This story was updated at 2:55 p.m. Oct. 25, 2012. An explanation follows.
The lawyer representing the Montgomery County police union is calling for County Executive Isiah Leggett to remove his chief spokesman over his actions surrounding the county’s campaign on Question B, a referendum on a law that changes the way the union can bargain the effects of management decisions.
Lanny Davis, who is representing Fraternal Order of Police Lodge 35, asked Leggett (D) to ask for Patrick Lacefield’s resignation. Lacefield is the county director of the Office of Public Information.
The FOP has complained to the State Prosecutor’s Office and the American Civil Liberties Union about the county’s campaign to support Question B. State Prosecutor Emmet C. Davitt said Monday he was launching an investigation. Also Monday, the ACLU faulted the county’s refusal to allow FOP ads on county-owned buses.
In defending the county’s actions, Lacefield said the county was following a similar plan from 2010, when a proposed fee for ambulance services was being debated. The county, with an OK from the Attorney General’s Office, advocated for the ambulance fee, spending about $12,000 in county funds.
Lacefield said former FOP president Mark Zifcak supported the county’s actions in 2010.
While Zifcak supported the fee, he never supported spending county money on a referendum campaign, Davis said. That Zifcak supported spending public money, Davis said, is a lie. That the county truly advocated support of the question is a lie, he said.
Lacefield said Zifcak and the FOP not only supported the ambulance fee in 2010 and the county’s position on the fee, but that banners advocating the fee hung on police buildings.
“The stuff that went up on our buildings said ‘vote’ for the fee,” Lacefield said.
Those banners, while on county buildings, were paid for by a private committee formed in favor of the fee, he said.
Zifcak said Wednesday he does not know who paid for the banners and that to his knowledge the county never advocated “for” the fee, but rather provided information only.
During a Wednesday press conference, Davis and Zifcak said the ambulance campaign and Question B are vastly different. The information provided by the county on the ambulance fee was balanced, whereas on Question B, the county has been partisan, Davis said.
Initially the information on the fee was more informative than persuasive, but by the end, its materials were clear and asked for votes “for” the ambulance fee, Lacefield said.
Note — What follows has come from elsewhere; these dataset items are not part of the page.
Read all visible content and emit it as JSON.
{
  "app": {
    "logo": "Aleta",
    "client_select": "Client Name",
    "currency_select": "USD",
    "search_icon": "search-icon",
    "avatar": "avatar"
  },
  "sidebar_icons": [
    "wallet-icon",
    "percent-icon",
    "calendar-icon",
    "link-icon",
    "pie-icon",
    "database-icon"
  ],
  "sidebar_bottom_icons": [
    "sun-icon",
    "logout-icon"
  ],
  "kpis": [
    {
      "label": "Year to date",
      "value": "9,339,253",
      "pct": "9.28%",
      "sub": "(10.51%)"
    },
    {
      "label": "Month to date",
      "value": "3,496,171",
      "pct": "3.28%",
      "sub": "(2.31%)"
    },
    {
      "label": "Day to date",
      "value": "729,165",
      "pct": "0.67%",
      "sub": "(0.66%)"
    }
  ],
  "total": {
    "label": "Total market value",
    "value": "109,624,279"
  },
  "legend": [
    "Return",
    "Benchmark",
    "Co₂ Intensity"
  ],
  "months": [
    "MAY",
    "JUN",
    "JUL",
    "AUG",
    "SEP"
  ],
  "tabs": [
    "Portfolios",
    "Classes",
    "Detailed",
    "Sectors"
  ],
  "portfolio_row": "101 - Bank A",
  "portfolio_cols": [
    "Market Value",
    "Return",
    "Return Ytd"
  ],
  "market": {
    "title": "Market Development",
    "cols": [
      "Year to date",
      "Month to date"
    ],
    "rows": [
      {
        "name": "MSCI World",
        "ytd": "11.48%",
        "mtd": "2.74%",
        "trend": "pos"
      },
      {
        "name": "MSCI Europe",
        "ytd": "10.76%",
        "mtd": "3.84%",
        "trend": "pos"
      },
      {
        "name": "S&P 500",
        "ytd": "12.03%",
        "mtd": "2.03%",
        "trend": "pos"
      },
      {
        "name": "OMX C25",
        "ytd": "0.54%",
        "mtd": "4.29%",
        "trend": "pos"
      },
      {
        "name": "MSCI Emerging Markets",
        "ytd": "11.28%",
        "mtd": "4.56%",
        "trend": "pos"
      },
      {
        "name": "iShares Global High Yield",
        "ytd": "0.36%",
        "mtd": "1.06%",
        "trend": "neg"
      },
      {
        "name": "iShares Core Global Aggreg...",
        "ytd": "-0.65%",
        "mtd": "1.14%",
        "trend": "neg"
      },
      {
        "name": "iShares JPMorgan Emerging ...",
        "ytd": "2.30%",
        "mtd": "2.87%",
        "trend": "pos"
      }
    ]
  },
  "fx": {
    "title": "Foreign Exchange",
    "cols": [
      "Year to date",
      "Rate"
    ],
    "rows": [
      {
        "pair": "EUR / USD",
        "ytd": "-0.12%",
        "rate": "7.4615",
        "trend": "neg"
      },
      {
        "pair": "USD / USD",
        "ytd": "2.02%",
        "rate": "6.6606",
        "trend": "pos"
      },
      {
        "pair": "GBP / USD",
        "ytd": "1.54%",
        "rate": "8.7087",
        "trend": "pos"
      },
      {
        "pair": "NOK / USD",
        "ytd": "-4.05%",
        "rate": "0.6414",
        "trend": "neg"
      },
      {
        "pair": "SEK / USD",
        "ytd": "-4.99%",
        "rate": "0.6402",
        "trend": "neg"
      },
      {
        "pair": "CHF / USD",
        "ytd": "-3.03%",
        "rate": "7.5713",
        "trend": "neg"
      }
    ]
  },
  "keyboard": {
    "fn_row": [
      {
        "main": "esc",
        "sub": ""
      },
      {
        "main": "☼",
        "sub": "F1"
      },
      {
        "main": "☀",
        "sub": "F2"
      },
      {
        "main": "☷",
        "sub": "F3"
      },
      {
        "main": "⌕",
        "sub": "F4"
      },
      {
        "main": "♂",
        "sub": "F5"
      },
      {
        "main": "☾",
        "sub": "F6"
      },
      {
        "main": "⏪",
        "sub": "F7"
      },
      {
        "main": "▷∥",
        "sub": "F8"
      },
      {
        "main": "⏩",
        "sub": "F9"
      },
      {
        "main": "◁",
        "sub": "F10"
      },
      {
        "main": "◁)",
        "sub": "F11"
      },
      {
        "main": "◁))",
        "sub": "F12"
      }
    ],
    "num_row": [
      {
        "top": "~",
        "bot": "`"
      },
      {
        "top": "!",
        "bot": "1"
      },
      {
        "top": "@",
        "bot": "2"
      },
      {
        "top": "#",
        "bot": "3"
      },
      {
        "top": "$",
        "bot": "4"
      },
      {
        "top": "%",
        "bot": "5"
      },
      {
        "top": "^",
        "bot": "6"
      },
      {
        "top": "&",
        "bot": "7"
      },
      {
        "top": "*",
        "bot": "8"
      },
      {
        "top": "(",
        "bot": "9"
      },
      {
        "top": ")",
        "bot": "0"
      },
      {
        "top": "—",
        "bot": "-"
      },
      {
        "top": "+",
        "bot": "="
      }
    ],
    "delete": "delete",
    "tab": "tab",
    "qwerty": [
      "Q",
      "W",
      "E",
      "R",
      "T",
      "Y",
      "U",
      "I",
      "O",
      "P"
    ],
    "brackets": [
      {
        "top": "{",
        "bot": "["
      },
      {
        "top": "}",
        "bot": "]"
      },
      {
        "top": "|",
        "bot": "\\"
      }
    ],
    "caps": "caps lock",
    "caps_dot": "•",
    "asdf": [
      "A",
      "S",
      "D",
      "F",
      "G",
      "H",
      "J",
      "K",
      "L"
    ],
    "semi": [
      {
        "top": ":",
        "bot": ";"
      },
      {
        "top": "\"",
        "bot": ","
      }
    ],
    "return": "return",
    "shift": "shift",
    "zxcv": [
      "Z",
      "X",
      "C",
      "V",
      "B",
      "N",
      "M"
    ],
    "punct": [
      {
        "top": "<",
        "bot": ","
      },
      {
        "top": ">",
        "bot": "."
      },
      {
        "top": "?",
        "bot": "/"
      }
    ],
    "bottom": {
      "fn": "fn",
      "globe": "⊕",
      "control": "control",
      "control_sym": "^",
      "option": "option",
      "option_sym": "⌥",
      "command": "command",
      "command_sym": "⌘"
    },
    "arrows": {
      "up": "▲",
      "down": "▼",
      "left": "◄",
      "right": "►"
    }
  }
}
Gino Renne, president of United Food and Commercial Workers/Municipal and County Government Employees Organization Local 1994 said during the 2010 election the county did not use its resources to advocate for the fee, but that a separate campaign fund was established to which all participating organizations contributed.
Lacefield said the county did spend about $12,000 its own money advocating for the fee.
And while a private committee called Neighbors for Question B was established for the effects bargaining question, Lacefield said the county has paid for the posters, ads, and other materials.
When asked his reaction to Davis’ call for his resignation, Lacefield said, “Just doing my job” — a job he called an “honor.”
Question B asks voters if they want a bill, passed in 2011 by the Montgomery County Council, to become law and eliminate the current way police bargain the effects of management decisions.
FOP is encouraging voters to vote “against” question B and keep things the way they have been for the last 30 years, saying that a vote “against” question B is a vote for police and their families. Voting “for” question B would allow the bill to become law and eliminate the FOP’s effects bargaining process.
Editor’s note: This version expands the description of Lacefield statements that Davis disagrees with.